Date of this Version

2016

Citation

Journal of the National Collegiate Honors Council, Vol. 17, No. 1 (Spring/Summer 2016).

Comments

Copyright © 2016 by the National Collegiate Honors Council.

Abstract

As the National Collegiate Honors Council (NCHC) celebrates its fiftieth year, the organization has an excellent opportunity to reflect on how honors education has spread during its history. Tracking growth in the number of institutions delivering honors education outside of its membership has not been a priority for NCHC or for researchers in honors education. Most information has been anecdotal, and when researchers have mounted surveys, the results are frequently non-comprehensive, based on convenience sampling. We propose a demography of honors to fill the lacuna with systemic, reliable information.
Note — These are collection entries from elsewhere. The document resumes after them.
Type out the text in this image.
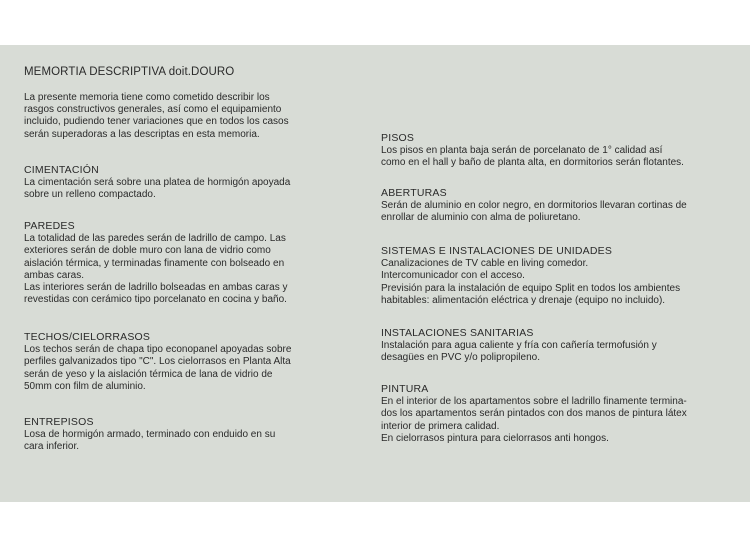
MEMORTIA DESCRIPTIVA doit.DOURO

La presente memoria tiene como cometido describir los
rasgos constructivos generales, así como el equipamiento
incluido, pudiendo tener variaciones que en todos los casos
serán superadoras a las descriptas en esta memoria.

CIMENTACIÓN

La cimentación será sobre una platea de hormigón apoyada
sobre un relleno compactado.

PAREDES

La totalidad de las paredes serán de ladrillo de campo. Las
exteriores serán de doble muro con lana de vidrio como
aislación térmica, y terminadas finamente con bolseado en
ambas caras.
Las interiores serán de ladrillo bolseadas en ambas caras y
revestidas con cerámico tipo porcelanato en cocina y baño.

TECHOS/CIELORRASOS

Los techos serán de chapa tipo econopanel apoyadas sobre
perfiles galvanizados tipo "C". Los cielorrasos en Planta Alta
serán de yeso y la aislación térmica de lana de vidrio de
50mm con film de aluminio.

ENTREPISOS

Losa de hormigón armado, terminado con enduido en su
cara inferior.

PISOS

Los pisos en planta baja serán de porcelanato de 1° calidad así
como en el hall y baño de planta alta, en dormitorios serán flotantes.

ABERTURAS

Serán de aluminio en color negro, en dormitorios llevaran cortinas de
enrollar de aluminio con alma de poliuretano.

SISTEMAS E INSTALACIONES DE UNIDADES

Canalizaciones de TV cable en living comedor.
Intercomunicador con el acceso.
Previsión para la instalación de equipo Split en todos los ambientes
habitables: alimentación eléctrica y drenaje (equipo no incluido).

INSTALACIONES SANITARIAS

Instalación para agua caliente y fría con cañería termofusión y
desagües en PVC y/o polipropileno.

PINTURA

En el interior de los apartamentos sobre el ladrillo finamente termina-
dos los apartamentos serán pintados con dos manos de pintura látex
interior de primera calidad.
En cielorrasos pintura para cielorrasos anti hongos.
Demographic studies describe the size, structure, and distribution of human populations, general or targeted. While the purposes of demography can be far-ranging, effective public policy requires sound data that come from demographic methodologies. Now, honors researchers would face a monumental task if they were to identify, count, and describe the structure and distribution of all faculty members and students involved in honors education. That information would be useful, but too many honors administrators are stretched so thin that keeping tabs on the number of honors students at their own institutions is not taking place, owing in no small part to the fact that half of honors administrators have served less than three years in the position (Scott). Consequently, we are not likely to soon see a systemic demography of the people in honors education. Instead, our study focuses on the population of institutions. Specifically, we analyze the population of institutions delivering traditional undergraduate education in the United States to determine the size, structure, and distribution of honors education across institutional types.